What key is that in? I have wireless speakers here, and I'm not sure if I am hearing Bing as well as if I had wired speakers.


----------



## Hughv (Jul 22, 2006)

It's in ¥ flat, of course.


----------



## caraewilton (Nov 7, 2007)

Say the mp3 was a recording of a meeting. Talking only, not singing or what ever. Maybe the guy needs a transcription of the meeting. So some sort of voice recognition thing (same concept as ocr, except for talking).

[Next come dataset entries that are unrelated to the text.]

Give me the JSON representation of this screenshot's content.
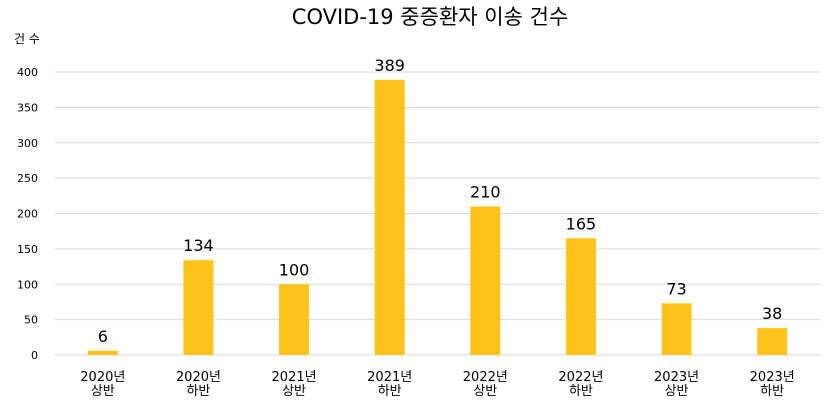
{
  "chart_data": {
    "type": "bar",
    "title": "COVID-19 중증환자 이송 건수",
    "ylabel": "건 수",
    "xlabel": "",
    "categories": [
      [
        "2020년",
        "상반"
      ],
      [
        "2020년",
        "하반"
      ],
      [
        "2021년",
        "상반"
      ],
      [
        "2021년",
        "하반"
      ],
      [
        "2022년",
        "상반"
      ],
      [
        "2022년",
        "하반"
      ],
      [
        "2023년",
        "상반"
      ],
      [
        "2023년",
        "하반"
      ]
    ],
    "values": [
      6,
      134,
      100,
      389,
      210,
      165,
      73,
      38
    ],
    "ylim": [
      0,
      400
    ],
    "yticks": [
      0,
      50,
      100,
      150,
      200,
      250,
      300,
      350,
      400
    ],
    "grid": true,
    "legend": "none",
    "bar_color": "#ffc31c",
    "grid_color": "#d9d9d9"
  }
}
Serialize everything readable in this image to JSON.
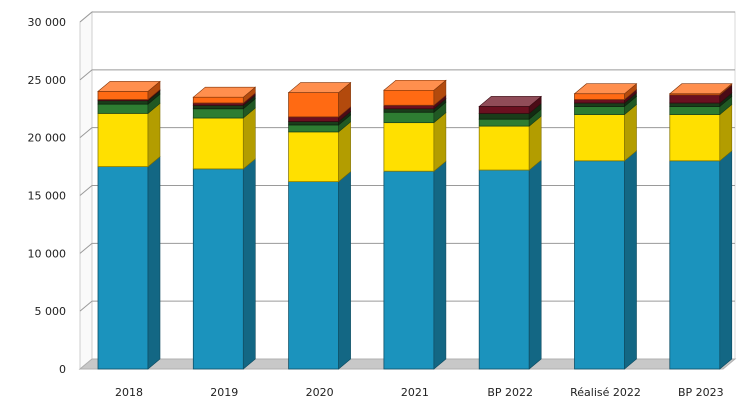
{
  "chart_data": {
    "type": "bar",
    "stacked": true,
    "three_d": true,
    "categories": [
      "2018",
      "2019",
      "2020",
      "2021",
      "BP 2022",
      "Réalisé 2022",
      "BP 2023"
    ],
    "y_ticks": [
      "0",
      "5 000",
      "10 000",
      "15 000",
      "20 000",
      "25 000",
      "30 000"
    ],
    "ylim": [
      0,
      30000
    ],
    "grid": true,
    "legend": "none",
    "series": [
      {
        "color": "#1b93bd",
        "values": [
          17500,
          17300,
          16200,
          17100,
          17200,
          18000,
          18000
        ]
      },
      {
        "color": "#ffe000",
        "values": [
          4600,
          4400,
          4300,
          4200,
          3800,
          4000,
          4000
        ]
      },
      {
        "color": "#2e7d32",
        "values": [
          800,
          800,
          600,
          900,
          600,
          700,
          700
        ]
      },
      {
        "color": "#1a3d1a",
        "values": [
          300,
          300,
          300,
          300,
          500,
          300,
          300
        ]
      },
      {
        "color": "#6b1020",
        "values": [
          100,
          200,
          400,
          300,
          600,
          300,
          700
        ]
      },
      {
        "color": "#ff6a13",
        "values": [
          700,
          500,
          2100,
          1300,
          0,
          500,
          100
        ]
      }
    ]
  }
}
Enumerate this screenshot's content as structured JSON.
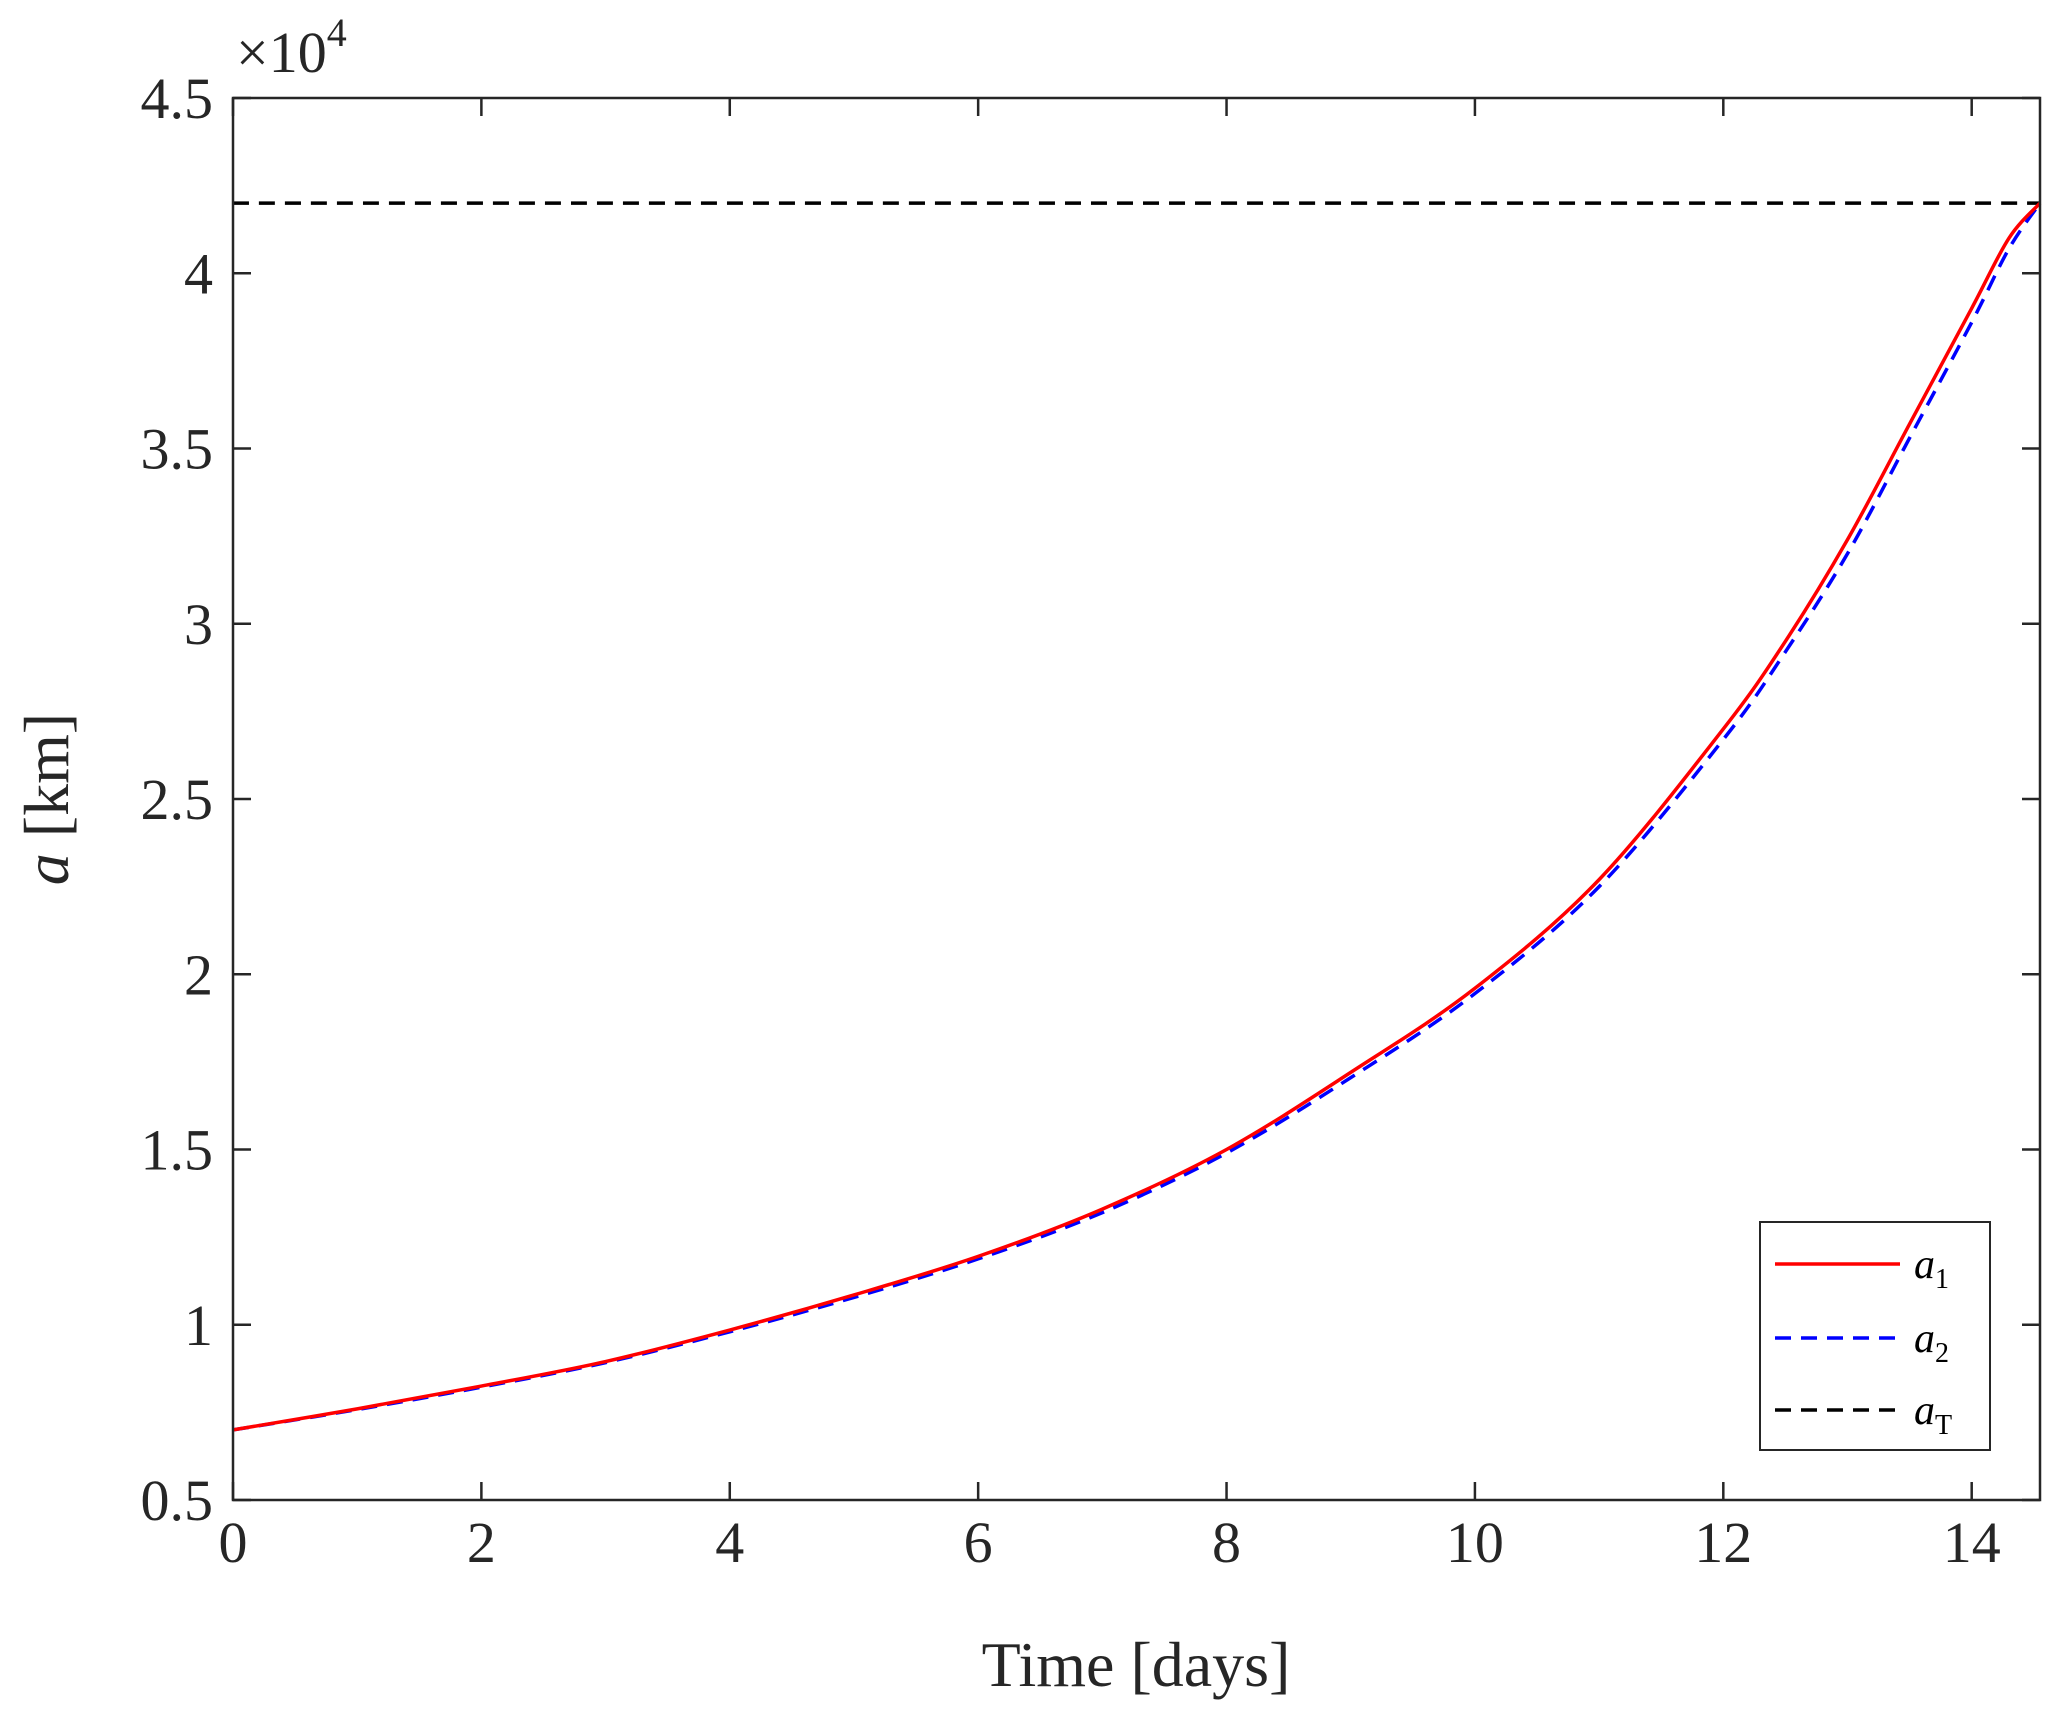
{
  "chart_data": {
    "type": "line",
    "xlabel": "Time [days]",
    "ylabel_var": "a",
    "ylabel_unit": " [km]",
    "y_multiplier": "×10",
    "y_multiplier_exp": "4",
    "xlim": [
      0,
      14.55
    ],
    "ylim": [
      0.5,
      4.5
    ],
    "x_ticks": [
      0,
      2,
      4,
      6,
      8,
      10,
      12,
      14
    ],
    "x_tick_labels": [
      "0",
      "2",
      "4",
      "6",
      "8",
      "10",
      "12",
      "14"
    ],
    "y_ticks": [
      0.5,
      1,
      1.5,
      2,
      2.5,
      3,
      3.5,
      4,
      4.5
    ],
    "y_tick_labels": [
      "0.5",
      "1",
      "1.5",
      "2",
      "2.5",
      "3",
      "3.5",
      "4",
      "4.5"
    ],
    "grid": false,
    "legend_position": "bottom-right",
    "series": [
      {
        "name": "a",
        "subscript": "1",
        "color": "#ff0000",
        "dash": "solid",
        "x": [
          0,
          1,
          2,
          3,
          4,
          5,
          6,
          7,
          8,
          9,
          10,
          11,
          12,
          12.5,
          13,
          13.5,
          14,
          14.3,
          14.55
        ],
        "y": [
          0.7,
          0.76,
          0.825,
          0.895,
          0.985,
          1.085,
          1.195,
          1.33,
          1.5,
          1.72,
          1.96,
          2.27,
          2.7,
          2.95,
          3.24,
          3.57,
          3.9,
          4.1,
          4.2
        ]
      },
      {
        "name": "a",
        "subscript": "2",
        "color": "#0000ff",
        "dash": "dashed",
        "x": [
          0,
          1,
          2,
          3,
          4,
          5,
          6,
          7,
          8,
          9,
          10,
          11,
          12,
          12.5,
          13,
          13.5,
          14,
          14.3,
          14.55
        ],
        "y": [
          0.7,
          0.758,
          0.822,
          0.892,
          0.98,
          1.078,
          1.188,
          1.32,
          1.49,
          1.705,
          1.945,
          2.25,
          2.67,
          2.92,
          3.2,
          3.53,
          3.86,
          4.07,
          4.2
        ]
      },
      {
        "name": "a",
        "subscript": "T",
        "color": "#000000",
        "dash": "dashed",
        "x": [
          0,
          14.55
        ],
        "y": [
          4.2,
          4.2
        ]
      }
    ]
  }
}
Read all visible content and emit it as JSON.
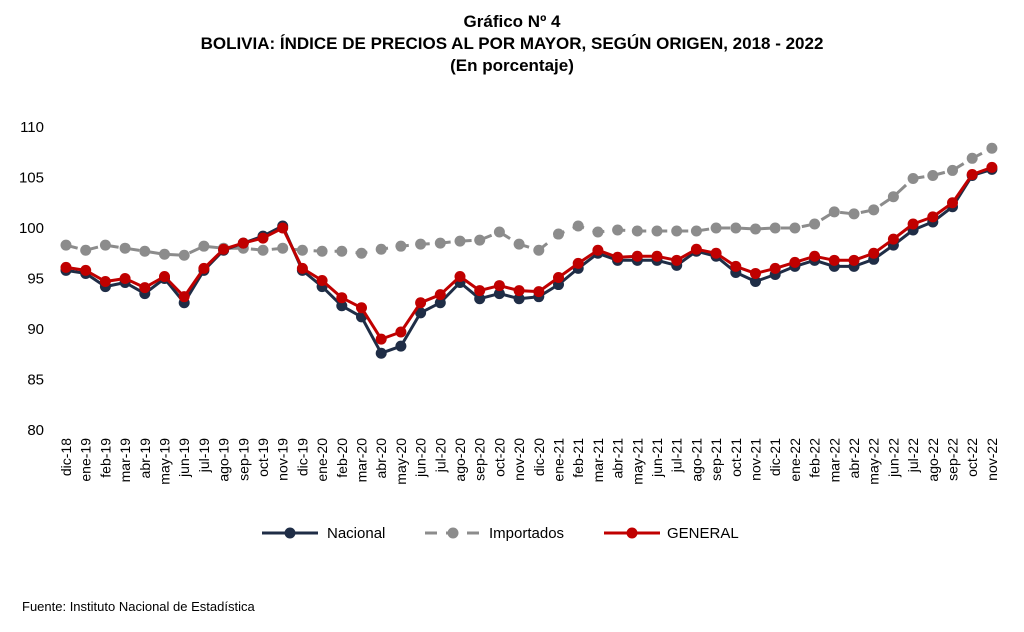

I am just speaking hypothetically Just remember a few years ago I had hours of interviews saved as mp3's which I had to then painstakingly listen to and type up for my research project. At the time I remember thinking it would be pretty cool if such a thing existed.


----------



## slurpee55 (Oct 20, 2004)

Well, such a thing exists Cara - called a secretary.....


----------



## caraewilton (Nov 7, 2007)

Ha, ha, ha...


----------



## slurpee55 (Oct 20, 2004)

Actually, if Cara's guess is right and what you want mandeep is essentially a transcription, something like Dragon NaturallySpeaking might be able to work for you if you played the mp3 for it - but only in a limited sense, for it has to be trained to vocal nuances, and multiple speakers will muddle the results. If the mp3s are all, of, say a professor you are going to the classes of, or are your own notes to yourself, the odds of it working get better - especially if it is you, for you can train the program first, then play the mp3s.


----------



## caraewilton (Nov 7, 2007)

Mind you, the secretary may be easier to train


----------



## slurpee55 (Oct 20, 2004)

Hmmm, never tried to train a secretary....how does one do that? Treats and a rolled up newspaper?


----------



## ChuckE (Aug 30, 2004)

Actually, I always thought it was vocal mp3 files that Mandeep was talking about. But since s/he was never very clear, and never got back to us to clarify, I allowed my humor to show through (such as it is) and purposefully bend the direction of where this headed. It was all preposterous to even consider the conversion of songs to lyrics. But it was all in fun.

Mandeep, if you are reading any of this, you really ought to consider coming back with some more detail. Otherwise ... who knows where else we are going to drag this topic (all in fun, of course).


----------



## slurpee55 (Oct 20, 2004)

I was hoping to convert "CHUCKY'S ANIMATED THEME" from Child's Play....


----------